Communicative Disorders Department, University of Redlands, CA , USA.

Published: May 2015

AI Article Synopsis

  • A study was conducted using an A-B-A-B single case design to assess the impact of clinicians’ slow speech rate on children who stutter, comparing those with and without phonological disorders.
  • The results indicated that children with normal phonology (S + NP) showed greater improvements in fluency than those with disordered phonology (S + DP) when exposed to slow speech rates.
  • Although one girl in the S + DP group improved, overall, slow speech alone was deemed ineffective for enhancing fluency in boys with phonological disorders who had been stuttering for about two years.

Article Abstract

To study the effects of clinicians' slow rate on the speech of children who stutter with and without a concomitant phonological disorder, an A-B-A-B single case design was used with six clinician-child dyads, where B = Clinician's slow speech rate model.

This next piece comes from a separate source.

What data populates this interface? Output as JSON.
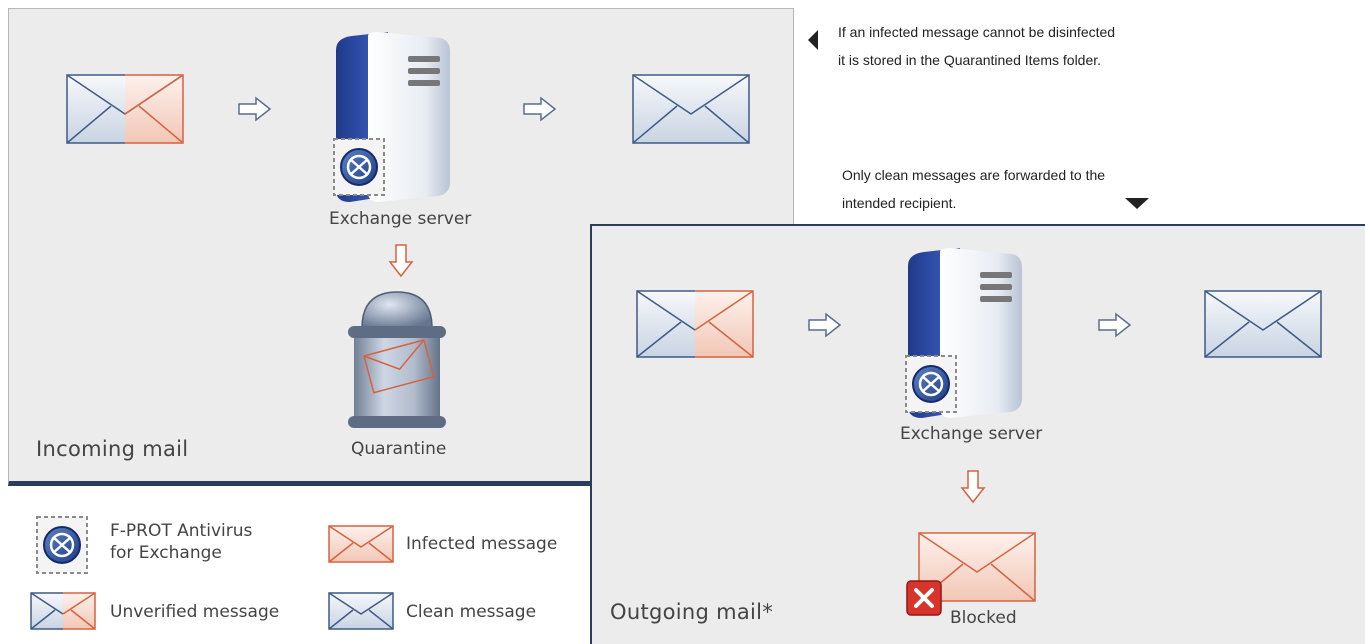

Two boys and one girl, aged 49-54 months, stuttering with disordered phonology (S + DP), were compared to three boys aged 42-50 months, stuttering with normal phonology (S + NP). Articulation rates were measured in phones per second (pps) in clinician-child adjacent utterance pairs. The S + NP dyads showed improved fluency in the B condition through a larger effect size, higher mean baseline stutter reductions and lower percentages of non-overlapping data than did the S + DP dyads. The S + DP girl showed relatively improved fluency in the B condition. S + DP children showed no articulation rate alignment (Range: 16% decrease to a 1.2% increase), whereas S + NP children averaged a 20% pps rate reduction (Range: 19.6-25.4% decrease), aligning with their clinicians who averaged a 38% pps rate reduction from baseline. The S + DP group spoke significantly (z = -4.63; p < 0.00) slower at baseline (Mdn = 6.9 pps; SE = 0.07 pps) than S + NP children in previously published samples (Mdn = 9.8 pps; SE = 0.22 pps). Results suggest that a slow rate model alone is not effective for facilitating fluency in S + DP boys with time since onset of about 2 years.